PRESENTATION DU DOSSIER La proposition à développer a le problème de délimiter certains éléments qui caractérisent le privilège épistémologique du Système Mondial/Capitaliste/Patriarcal/Colonial Moderne, déterminants de la crise civilisationnelle/écologique en temps de récits fracturés, d'épuisement des références et de politiques destructrices . En réponse, il est suggéré d'imprimer la diversité épistémique avec la nécessaire réintégration de cadres complexes, pluriels et relationnels pouvant favoriser la décolonisation des imaginaires établis et le virage décolonial des structures de domination vers un paradigme pluriversal/alternatif de coexistence planétaire/écocentrique. De telles affirmations permettent de présenter l'objectif général : une réflexion transdisciplinaire d'une alternative à cette civilisation capitaliste, patriarcale et coloniale, marquée par la destruction de la Vie, dont le critère, désormais, est la reproduction de la vie dans les horizons de la Biocivilisation.

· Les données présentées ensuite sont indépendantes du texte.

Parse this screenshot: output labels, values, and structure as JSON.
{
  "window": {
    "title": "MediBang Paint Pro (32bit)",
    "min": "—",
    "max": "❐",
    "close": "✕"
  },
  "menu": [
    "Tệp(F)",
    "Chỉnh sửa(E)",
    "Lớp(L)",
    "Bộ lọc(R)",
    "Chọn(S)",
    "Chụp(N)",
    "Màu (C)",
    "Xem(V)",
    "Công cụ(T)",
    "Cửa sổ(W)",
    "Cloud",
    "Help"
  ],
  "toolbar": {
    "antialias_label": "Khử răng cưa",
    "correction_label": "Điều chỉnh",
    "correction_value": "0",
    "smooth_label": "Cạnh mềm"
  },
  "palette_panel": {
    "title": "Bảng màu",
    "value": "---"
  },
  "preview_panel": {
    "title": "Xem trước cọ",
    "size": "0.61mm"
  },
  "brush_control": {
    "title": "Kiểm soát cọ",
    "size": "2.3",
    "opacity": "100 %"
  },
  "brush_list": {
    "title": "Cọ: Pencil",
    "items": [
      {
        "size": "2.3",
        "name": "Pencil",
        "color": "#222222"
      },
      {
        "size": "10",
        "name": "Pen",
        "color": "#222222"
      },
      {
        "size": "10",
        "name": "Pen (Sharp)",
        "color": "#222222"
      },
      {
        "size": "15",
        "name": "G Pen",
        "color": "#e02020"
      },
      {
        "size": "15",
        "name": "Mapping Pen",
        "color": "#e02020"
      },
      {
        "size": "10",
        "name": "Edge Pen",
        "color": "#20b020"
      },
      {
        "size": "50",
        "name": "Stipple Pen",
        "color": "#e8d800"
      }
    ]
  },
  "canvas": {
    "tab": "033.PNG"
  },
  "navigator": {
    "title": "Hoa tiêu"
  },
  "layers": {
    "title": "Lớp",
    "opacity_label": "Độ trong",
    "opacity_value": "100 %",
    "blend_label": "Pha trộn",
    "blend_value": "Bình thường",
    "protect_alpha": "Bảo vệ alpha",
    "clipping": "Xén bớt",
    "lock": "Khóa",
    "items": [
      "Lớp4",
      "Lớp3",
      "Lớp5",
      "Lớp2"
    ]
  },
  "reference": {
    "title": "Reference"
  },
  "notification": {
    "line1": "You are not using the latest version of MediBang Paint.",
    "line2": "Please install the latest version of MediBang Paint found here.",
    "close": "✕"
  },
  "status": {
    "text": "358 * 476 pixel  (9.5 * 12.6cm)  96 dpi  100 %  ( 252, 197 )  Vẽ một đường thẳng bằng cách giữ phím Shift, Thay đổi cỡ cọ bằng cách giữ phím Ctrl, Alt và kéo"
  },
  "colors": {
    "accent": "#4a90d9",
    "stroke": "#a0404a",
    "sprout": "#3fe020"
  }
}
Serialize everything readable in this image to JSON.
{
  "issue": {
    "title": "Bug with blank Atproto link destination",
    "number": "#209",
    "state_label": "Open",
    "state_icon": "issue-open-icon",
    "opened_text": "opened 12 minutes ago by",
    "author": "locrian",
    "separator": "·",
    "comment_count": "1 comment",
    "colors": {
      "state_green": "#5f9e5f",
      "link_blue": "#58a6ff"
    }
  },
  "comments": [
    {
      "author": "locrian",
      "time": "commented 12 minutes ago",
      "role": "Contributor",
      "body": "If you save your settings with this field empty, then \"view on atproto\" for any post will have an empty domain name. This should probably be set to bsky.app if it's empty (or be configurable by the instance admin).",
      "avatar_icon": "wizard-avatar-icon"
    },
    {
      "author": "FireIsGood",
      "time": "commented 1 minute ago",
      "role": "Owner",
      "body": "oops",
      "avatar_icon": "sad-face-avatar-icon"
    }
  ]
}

Dans cette intention, les luttes décolonisatrices pour ce projet intègrent les paramètres pluriels de la normativité, articulés autour du principe de Commun et de l'éthique du care, redéfinissant la manière dont on veut vivre. Le développement théorique et sa problématisation, comprenant trois moments, impliqueront le choix méthodologique d'une approche qualitative à profil exploratoire, à travers des techniques de recherche bibliographique dans des sources nationales et internationales, reflétant les spécificités des processus de décolonisation des institutions épistémiques, sociales et normatives sous l'axe directeur du principe « Commun ».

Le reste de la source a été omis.